Игорь Павлович встал. Включил свет. Бледнея, сжал кулаки. Но вот выдохнул. Стал собирать раскладушку. Молча сложил одеяло.
– Ты что, Игорь? – встал Трофимыч.
– У дежурного переночую, – взвалил тот на плечи пожитки.
Майор укоризненно покачал головой. Загородил Бондареву
дорогу.
– Останьтесь, прошу.
– Так лучше. Для всех. – Он двинул плечом дверь. Вышел.
Майор повернулся к Яровому:
– Да, Бондарев не раз едва выживал. Он вправе говорить возле этих портретов – «мы».
– Ранен заключенным? Тем хуже. Дважды опозорился. Не смог справиться с работой, не оправдал надежды не только прямого начальства, но и подчиненных.
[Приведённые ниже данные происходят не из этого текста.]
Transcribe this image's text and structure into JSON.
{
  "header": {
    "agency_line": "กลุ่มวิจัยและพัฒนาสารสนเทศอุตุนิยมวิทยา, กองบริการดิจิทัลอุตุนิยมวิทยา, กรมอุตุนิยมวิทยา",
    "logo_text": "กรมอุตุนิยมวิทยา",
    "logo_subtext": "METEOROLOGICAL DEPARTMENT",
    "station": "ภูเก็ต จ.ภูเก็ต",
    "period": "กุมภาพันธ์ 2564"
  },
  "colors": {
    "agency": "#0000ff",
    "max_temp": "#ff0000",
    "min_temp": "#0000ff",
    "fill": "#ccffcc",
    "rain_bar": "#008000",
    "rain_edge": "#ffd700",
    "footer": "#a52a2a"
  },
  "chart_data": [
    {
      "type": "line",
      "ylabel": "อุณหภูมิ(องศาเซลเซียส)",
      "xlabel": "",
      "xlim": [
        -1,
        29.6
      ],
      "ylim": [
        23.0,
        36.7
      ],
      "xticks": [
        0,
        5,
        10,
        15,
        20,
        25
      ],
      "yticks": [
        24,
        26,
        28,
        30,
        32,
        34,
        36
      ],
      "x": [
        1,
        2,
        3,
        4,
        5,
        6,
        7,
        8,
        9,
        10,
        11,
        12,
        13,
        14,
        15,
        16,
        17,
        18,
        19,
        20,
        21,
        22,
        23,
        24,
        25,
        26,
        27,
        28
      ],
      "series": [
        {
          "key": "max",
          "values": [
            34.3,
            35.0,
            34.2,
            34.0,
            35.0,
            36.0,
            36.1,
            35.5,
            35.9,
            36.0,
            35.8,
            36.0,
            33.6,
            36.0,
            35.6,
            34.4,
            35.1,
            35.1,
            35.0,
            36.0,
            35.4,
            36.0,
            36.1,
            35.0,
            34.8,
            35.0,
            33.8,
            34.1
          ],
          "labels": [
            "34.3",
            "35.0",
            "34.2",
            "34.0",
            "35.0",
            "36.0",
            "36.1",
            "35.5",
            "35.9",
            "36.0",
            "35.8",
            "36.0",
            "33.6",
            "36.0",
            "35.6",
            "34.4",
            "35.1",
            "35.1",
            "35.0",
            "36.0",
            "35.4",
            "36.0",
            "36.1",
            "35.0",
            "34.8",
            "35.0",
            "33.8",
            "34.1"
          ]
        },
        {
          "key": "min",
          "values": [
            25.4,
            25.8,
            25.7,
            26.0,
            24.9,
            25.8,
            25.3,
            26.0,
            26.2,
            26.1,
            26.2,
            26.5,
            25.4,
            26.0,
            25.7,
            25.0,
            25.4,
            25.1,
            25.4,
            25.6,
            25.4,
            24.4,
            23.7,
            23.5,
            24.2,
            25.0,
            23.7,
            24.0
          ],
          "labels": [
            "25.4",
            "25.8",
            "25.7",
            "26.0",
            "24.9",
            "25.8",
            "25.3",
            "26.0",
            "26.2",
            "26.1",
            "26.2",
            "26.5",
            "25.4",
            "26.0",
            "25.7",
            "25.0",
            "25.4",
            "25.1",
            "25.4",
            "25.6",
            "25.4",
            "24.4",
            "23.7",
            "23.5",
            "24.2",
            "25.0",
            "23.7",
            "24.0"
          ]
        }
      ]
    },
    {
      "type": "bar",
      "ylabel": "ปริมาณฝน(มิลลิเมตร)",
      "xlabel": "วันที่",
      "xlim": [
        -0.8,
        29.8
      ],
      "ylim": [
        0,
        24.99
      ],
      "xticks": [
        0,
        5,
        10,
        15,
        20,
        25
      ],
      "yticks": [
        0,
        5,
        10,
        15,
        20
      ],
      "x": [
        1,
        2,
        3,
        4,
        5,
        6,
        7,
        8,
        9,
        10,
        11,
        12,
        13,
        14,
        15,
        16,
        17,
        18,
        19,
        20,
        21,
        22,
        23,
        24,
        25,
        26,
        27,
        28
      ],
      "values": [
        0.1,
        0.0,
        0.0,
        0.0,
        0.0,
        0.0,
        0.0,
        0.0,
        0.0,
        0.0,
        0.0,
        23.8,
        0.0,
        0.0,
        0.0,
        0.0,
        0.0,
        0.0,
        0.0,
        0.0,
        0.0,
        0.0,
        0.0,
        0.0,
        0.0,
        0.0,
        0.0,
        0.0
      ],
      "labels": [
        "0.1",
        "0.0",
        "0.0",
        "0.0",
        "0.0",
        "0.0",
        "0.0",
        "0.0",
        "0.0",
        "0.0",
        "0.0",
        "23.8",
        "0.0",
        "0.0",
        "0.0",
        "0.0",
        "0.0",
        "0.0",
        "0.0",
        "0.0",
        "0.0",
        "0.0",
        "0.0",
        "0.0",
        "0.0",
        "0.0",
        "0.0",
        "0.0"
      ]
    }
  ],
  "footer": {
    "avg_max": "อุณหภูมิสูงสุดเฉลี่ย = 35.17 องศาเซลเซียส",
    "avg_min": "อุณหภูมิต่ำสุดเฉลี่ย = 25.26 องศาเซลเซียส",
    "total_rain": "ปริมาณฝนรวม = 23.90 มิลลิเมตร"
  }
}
Еще и под нож попал. Этим не гордиться, стыдиться надо хуже самой поганой наколки.
– Вы неправы, – возразил Трофимыч.
– Почему же? Ведь даже преступник не поставил вашего Бондарева ступенью выше себя. Раз посмел поднять на него руку. Когда человека уважают, на него не кинутся с ножом.
– Много вы в этом понимаете, – скривился Трофимыч. – Зэки меж собой схватились. Кинулись на работяг. Конвой? Но их немного. А зэка, когда рассвирепеют, – к ним лучше не подходить. Кто-то скажет: переждать, мол, надо было.
– Но воры могли перерезать работяг, – перебил майор.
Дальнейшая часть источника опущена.